A more diverse selection of "our stories" was sure to follow right?

Not so much.

This must be said: Mo'Nique and Gabourey Sidibe gave wonderfully flawless performances in Precious, a touching but incredibly disturbing film about an overweight, young inner-city girl abused by her mother and molested by her father. They both deserved every nomination and award they received. Lee Daniels directed the film, as he has with many others, with the skill and compassion that guaranteed a best director nomination. My issue is not with them or any minority performer, save for being a part of only the stories Hollywood deems interesting enough to tell.

Defenders of the film have rebuffed the criticism of Precious. They argue that attacking its stereotypes and mainstream popularity is unfounded, given that the story is very much a reality in many inner-city African-American homes across the country.
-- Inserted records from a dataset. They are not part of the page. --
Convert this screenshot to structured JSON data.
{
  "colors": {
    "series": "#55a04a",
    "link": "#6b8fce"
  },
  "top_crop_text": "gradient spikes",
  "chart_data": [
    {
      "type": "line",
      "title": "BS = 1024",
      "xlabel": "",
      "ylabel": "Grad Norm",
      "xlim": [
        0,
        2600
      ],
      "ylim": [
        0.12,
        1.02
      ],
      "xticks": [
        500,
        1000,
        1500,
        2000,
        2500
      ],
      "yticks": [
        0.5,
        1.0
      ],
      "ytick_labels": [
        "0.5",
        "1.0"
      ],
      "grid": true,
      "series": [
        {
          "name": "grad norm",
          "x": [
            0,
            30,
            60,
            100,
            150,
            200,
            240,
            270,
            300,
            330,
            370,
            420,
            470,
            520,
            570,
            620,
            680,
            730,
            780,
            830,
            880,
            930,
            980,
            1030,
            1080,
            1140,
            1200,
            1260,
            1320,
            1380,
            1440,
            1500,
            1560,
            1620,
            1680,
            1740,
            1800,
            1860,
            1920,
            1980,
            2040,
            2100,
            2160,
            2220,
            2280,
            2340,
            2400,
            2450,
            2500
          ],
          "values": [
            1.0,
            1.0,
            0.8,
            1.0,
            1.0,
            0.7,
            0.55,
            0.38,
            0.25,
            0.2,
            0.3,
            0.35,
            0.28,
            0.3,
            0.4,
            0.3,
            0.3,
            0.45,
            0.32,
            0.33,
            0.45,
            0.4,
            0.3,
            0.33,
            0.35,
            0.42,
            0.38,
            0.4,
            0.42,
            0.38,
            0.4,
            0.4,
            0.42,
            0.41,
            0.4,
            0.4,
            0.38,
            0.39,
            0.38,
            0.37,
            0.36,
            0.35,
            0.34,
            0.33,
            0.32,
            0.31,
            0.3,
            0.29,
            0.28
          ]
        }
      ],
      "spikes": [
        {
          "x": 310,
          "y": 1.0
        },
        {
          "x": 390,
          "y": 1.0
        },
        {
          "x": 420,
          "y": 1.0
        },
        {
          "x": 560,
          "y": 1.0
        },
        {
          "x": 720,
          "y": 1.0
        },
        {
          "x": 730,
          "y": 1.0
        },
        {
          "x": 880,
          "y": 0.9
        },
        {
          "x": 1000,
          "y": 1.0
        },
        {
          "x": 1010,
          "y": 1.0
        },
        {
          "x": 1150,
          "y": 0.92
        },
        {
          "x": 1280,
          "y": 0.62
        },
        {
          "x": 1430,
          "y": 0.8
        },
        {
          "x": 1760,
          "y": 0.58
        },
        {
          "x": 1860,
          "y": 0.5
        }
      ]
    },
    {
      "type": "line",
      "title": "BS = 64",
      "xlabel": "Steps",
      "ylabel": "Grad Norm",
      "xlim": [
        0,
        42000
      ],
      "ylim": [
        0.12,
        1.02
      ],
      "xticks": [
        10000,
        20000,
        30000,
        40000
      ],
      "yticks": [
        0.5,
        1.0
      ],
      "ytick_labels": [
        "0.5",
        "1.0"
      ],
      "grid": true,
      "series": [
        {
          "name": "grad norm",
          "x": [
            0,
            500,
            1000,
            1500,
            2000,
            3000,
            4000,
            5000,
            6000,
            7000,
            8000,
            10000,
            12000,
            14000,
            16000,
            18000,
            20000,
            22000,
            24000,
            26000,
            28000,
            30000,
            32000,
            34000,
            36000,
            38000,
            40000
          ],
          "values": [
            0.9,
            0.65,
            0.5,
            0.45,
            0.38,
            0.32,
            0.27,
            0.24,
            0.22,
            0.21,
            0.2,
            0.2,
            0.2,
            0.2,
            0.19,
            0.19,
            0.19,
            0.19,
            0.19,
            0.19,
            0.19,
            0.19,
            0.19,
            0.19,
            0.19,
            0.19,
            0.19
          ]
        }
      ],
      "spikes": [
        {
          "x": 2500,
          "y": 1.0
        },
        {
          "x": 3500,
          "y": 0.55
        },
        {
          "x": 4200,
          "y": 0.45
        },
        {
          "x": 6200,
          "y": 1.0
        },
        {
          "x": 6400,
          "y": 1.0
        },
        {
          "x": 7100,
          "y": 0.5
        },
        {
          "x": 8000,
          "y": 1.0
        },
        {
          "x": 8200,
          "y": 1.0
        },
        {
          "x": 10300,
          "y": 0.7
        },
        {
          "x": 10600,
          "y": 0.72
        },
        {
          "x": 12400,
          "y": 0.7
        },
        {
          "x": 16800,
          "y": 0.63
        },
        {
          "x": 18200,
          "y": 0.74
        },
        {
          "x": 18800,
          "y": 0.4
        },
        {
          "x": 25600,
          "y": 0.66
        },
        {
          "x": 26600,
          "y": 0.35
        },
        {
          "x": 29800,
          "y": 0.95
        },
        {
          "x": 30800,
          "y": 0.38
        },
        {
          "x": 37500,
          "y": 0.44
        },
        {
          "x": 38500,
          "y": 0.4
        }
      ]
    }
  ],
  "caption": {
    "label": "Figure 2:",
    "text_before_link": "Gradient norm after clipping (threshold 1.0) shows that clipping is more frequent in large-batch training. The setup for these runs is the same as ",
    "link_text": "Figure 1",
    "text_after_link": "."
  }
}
Unfortunately, it is a story that is all too familiar—but it's also one that's well known to all American households, thanks to its ubiquity in pop culture.

This article again show the connections between economic, political and cultural power. The lack of power to greenlight films in Hollywood (economic power) is determining which stories get told (politics and culture). Despite the great power blacks have in these other two spheres, this article points out the Obama book was published at the same time as the book that became the movie Precious; and the impact of hip hop on popular culture is visible everywhere, across the the world---- not having the final authority to decide what gets on the screen, decides what we see on the screen.